PRIME utilizes two FF subarrays and one Buffer subarray per bank, totaling 64 subarrays, resulting in a mere 5.76% area overhead. The selection of the number of FF subarrays involves a balance between peak GOPS (Giga Operations Per Second) and area overhead. Experimental findings on Mlbench (excluding VGG-D) indicate that the utility of FF subarrays averages at 39.8% before replication and 75.9% after replication. For VGG-D, the utility of FF subarrays stands at 53.9% before replication and 73.6% after replication. Figure 5 illustrates the breakdown of area overhead in a mat of an FF subarray.
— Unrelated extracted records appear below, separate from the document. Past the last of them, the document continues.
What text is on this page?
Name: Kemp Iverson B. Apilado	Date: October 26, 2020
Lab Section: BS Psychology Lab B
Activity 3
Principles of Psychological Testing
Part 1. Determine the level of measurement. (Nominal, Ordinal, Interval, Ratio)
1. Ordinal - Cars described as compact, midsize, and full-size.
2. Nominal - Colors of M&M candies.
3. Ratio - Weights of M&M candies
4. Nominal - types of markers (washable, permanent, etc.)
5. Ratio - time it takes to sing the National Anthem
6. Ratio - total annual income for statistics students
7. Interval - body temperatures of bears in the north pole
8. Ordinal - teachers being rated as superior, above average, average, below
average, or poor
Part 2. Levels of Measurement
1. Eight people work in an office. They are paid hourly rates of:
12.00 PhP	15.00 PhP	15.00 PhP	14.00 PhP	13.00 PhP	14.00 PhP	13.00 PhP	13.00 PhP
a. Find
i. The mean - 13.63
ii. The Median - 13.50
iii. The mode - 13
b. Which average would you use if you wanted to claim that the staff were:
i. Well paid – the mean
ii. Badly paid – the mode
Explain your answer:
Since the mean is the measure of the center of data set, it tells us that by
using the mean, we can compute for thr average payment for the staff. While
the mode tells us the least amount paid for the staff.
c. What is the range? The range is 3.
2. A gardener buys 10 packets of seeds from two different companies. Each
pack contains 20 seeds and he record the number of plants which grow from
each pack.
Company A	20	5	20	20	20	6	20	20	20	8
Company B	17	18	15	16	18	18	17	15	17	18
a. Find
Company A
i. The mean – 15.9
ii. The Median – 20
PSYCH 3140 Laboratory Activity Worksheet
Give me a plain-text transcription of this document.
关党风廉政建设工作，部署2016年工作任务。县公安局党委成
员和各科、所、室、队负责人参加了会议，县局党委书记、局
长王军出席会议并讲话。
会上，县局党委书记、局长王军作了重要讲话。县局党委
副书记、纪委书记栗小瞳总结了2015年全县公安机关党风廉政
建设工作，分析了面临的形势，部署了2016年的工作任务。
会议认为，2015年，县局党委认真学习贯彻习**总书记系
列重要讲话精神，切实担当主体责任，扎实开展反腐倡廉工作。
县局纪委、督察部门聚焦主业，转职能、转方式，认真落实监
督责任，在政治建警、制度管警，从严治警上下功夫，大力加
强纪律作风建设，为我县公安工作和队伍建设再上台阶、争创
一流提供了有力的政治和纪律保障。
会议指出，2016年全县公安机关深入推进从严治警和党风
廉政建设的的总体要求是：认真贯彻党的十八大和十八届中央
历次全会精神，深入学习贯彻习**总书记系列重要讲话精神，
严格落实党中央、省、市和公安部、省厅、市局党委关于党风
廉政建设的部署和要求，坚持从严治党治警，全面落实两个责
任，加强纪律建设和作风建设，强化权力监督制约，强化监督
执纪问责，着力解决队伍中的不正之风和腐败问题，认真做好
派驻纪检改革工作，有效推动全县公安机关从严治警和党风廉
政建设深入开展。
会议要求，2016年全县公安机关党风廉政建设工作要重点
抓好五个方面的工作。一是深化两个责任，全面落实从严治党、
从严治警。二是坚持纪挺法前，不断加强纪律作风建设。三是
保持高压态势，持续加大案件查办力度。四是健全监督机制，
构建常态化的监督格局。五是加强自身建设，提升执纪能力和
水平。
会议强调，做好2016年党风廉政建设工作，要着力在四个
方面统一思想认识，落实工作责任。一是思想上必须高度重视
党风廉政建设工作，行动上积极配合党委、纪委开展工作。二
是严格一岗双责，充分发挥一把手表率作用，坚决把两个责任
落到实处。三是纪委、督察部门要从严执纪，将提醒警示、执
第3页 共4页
Notably, there is a 60% increase in area to support computation: the added driver accounts for 23%, subtraction and sigmoid circuits contribute 29%, while control, multiplexer, and other components amount to 8%.

Critical Review

Pros

  • PRIME proposes a novel approach by integrating PIM architecture within ReRAM-based main memory, addressing performance and energy efficiency concerns for NN applications.
  • The experimental results demonstrate significant speedup and energy savings across various NN applications, showcasing the effectiveness of PRIME in enhancing performance.
  • PRIME achieves minimal area overhead through circuit reuse, ensuring that the integration of PIM architecture does not significantly impact the original ReRAM chips.
  • PRIME offers flexibility by allowing a portion of ReRAM memory arrays to serve either as accelerators for NN applications or as memory, providing a larger working memory space.

Cons

  • While PRIME offers significant benefits, its implementation has introduced complexity, especially in terms of system integration and software/hardware interface development.

Takeaways

This paper introduces PRIME, a novel PIM architecture embedded within ReRAM-based main memory, aimed at significantly enhancing performance and energy efficiency for NN applications. PRIME leverages both the advantages of PIM architecture and the efficiency of ReRAM-based NN computation. Within PRIME, a portion of ReRAM memory arrays is equipped with NN computation capability, capable of either accelerating NN applications or functioning as memory to expand working memory space. Our designs span from circuit-level to system-level, with PRIME achieving minimal area overhead through circuit reuse. Experimental results demonstrate PRIME’s ability to achieve high speedup and substantial energy savings across various NN applications, including MLP and CNN.

References

  1. P. Chi, S. Li, C. Xu, T. Zhang, J. Zhao, Y. Liu, Y. Wang, and Y. Xie, “Prime: A novel processing-in-memory architecture for neural network computation in reram-based main memory,” in 2016 ACM/IEEE 43rd Annual International Symposium on Computer Architecture (ISCA), 2016, pp. 27–39.